A: As for pros, you can have benefits without any complications. A con would be that sometimes you may not meet your patient’s expectations if you don’t clearly explain what you can correct with a laser and what you cannot correct. You will not cure a patient from prolapse or stress urinary incontinence. But, you will improve their quality of life by diminishing the severity of the condition. Laser light is a temporary effect. It could be a year or a year and a half - it depends on the patient. You need to explain. Tell her she’ll need extra sessions over time to maintain the effect the same way a dermatologist would use a laser on the face for rejuvenation. It’s the same with hormones. If you take them for months and, then, abandon them, the condition you’re treating will return.

Sometimes when you have severe atrophy, you need to prepare the mucosa for the laser or it won’t be well tolerated. It’s the same for the urethral or the vaginal laser. In younger patients - age 50 to 55 with perimenopause - you won’t have this problem. But, an elderly patient around 80 years old who is suffering from recurrent urinary tract infections will need to have the mucosa prepared first. Otherwise, she might have some bleeding and discomfort.

Q: For doctors who are new to this procedure, what mistakes might they make when implementing it?

A: Although this procedure is quite simple, you need to be familiar with urethral and vaginal probes because you’re introducing a probe camera into a small cavity. You need to be very careful. The procedure is ambulatory, but you must know about fluency and laser-tissue interactions. The lasers come with parameters in the software, but sometimes they need to be decreased or sometimes you need to make fewer passes because the patient isn’t tolerating the process according to her hormonal state.

Q: Have there been patients in your practice who responded well to treatment?

A:  I remember two cases. One woman, who is now 68-years-old, came to us for treatment after breast cancer. She was suffering from severe urinary symptoms and severe vaginal dryness. We gave her two sessions of combined vaginal and urethral lasers.

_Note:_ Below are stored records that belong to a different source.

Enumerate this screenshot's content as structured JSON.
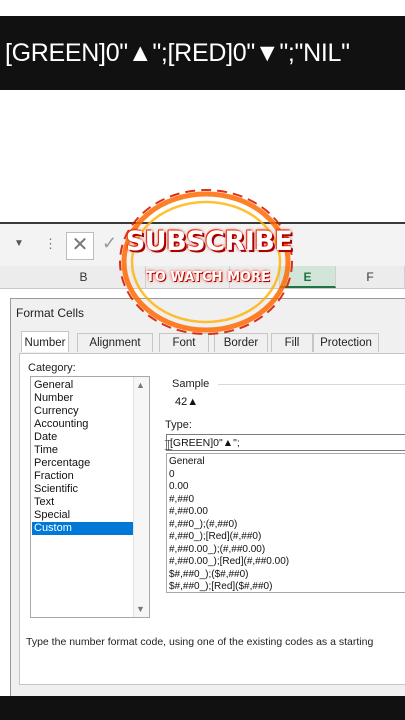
{
  "banner": {
    "text": "[GREEN]0\"▲\";[RED]0\"▼\";\"NIL\""
  },
  "formula_bar": {
    "name_dropdown_icon": "chevron-down-icon",
    "separator": "⋮",
    "cancel_symbol": "✕",
    "enter_symbol": "✓"
  },
  "columns": [
    "B",
    "E",
    "F"
  ],
  "overlay": {
    "subscribe": "SUBSCRIBE",
    "watch": "TO WATCH MORE"
  },
  "dialog": {
    "title": "Format Cells",
    "tabs": [
      "Number",
      "Alignment",
      "Font",
      "Border",
      "Fill",
      "Protection"
    ],
    "active_tab": "Number",
    "category_label": "Category:",
    "categories": [
      "General",
      "Number",
      "Currency",
      "Accounting",
      "Date",
      "Time",
      "Percentage",
      "Fraction",
      "Scientific",
      "Text",
      "Special",
      "Custom"
    ],
    "selected_category": "Custom",
    "sample_label": "Sample",
    "sample_value": "42▲",
    "type_label": "Type:",
    "type_value": "[GREEN]0\"▲\";",
    "type_options": [
      "General",
      "0",
      "0.00",
      "#,##0",
      "#,##0.00",
      "#,##0_);(#,##0)",
      "#,##0_);[Red](#,##0)",
      "#,##0.00_);(#,##0.00)",
      "#,##0.00_);[Red](#,##0.00)",
      "$#,##0_);($#,##0)",
      "$#,##0_);[Red]($#,##0)"
    ],
    "hint": "Type the number format code, using one of the existing codes as a starting"
  },
  "colors": {
    "accent_green": "#217346",
    "selection_blue": "#0078d7",
    "banner_bg": "#111111"
  }
}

She didn’t have intercourse, so her main complaint was itching and dysuria, frequency, and urinary urgency. She wouldn’t do any physical activity because she leaked urine. After two sessions, we improved her continence. She is now happy and has an extra session every six months. She goes into the office just to maintain the improvement she has achieved.

Another patient was 72 and was suffering from overactive bladder. She complained of urgency, incontinence, and frequency. She said that she needed to go to the restroom at least 15 times a day. After ruling out infections and taking an ultrasound of the bladder, the urethra, the abdomen, and the kidneys to rule out other possible problems, we decided to do laser treatment. She said that immediately after the first session, she had some minimal discomfort. But, after the second session, she said that she’d stopped taking the pills she used to control her bladder contractions. With this improvement with her continence, the problem had been solved. She’s happy now and can live a normal life according to the quality of life she used to have. She still leaks a minimal amount of urine, but she’s using the rest room no more than 5 to 6 times a day. This is very impressive for us.

Q: How large is the demand among patients for this type of procedure?

A:  I work in a huge urology clinic. We have at least 50 patients a day, and among them at least 3 or 4 patients would like to have one of these sessions. Even if they need surgery, we offer them the possibility of the non-surgical management of the condition. We can delay surgery. We can prepare the mucosa for surgery. Or, we can combine surgery with lasers to improve the urethra.

Until now, we have waited for our patients to exhibit symptoms before giving them any treatment. We’ve waited for bleeding, pain, and itching before prescribing estrogen. No gynecologist would wait until you had full osteoporosis before taking steps to try to improve your bone mass. And, now it’s that way with urinary symptoms. With this laser treatment, within one year, we can have patients totally free from suffering this part of the aging process.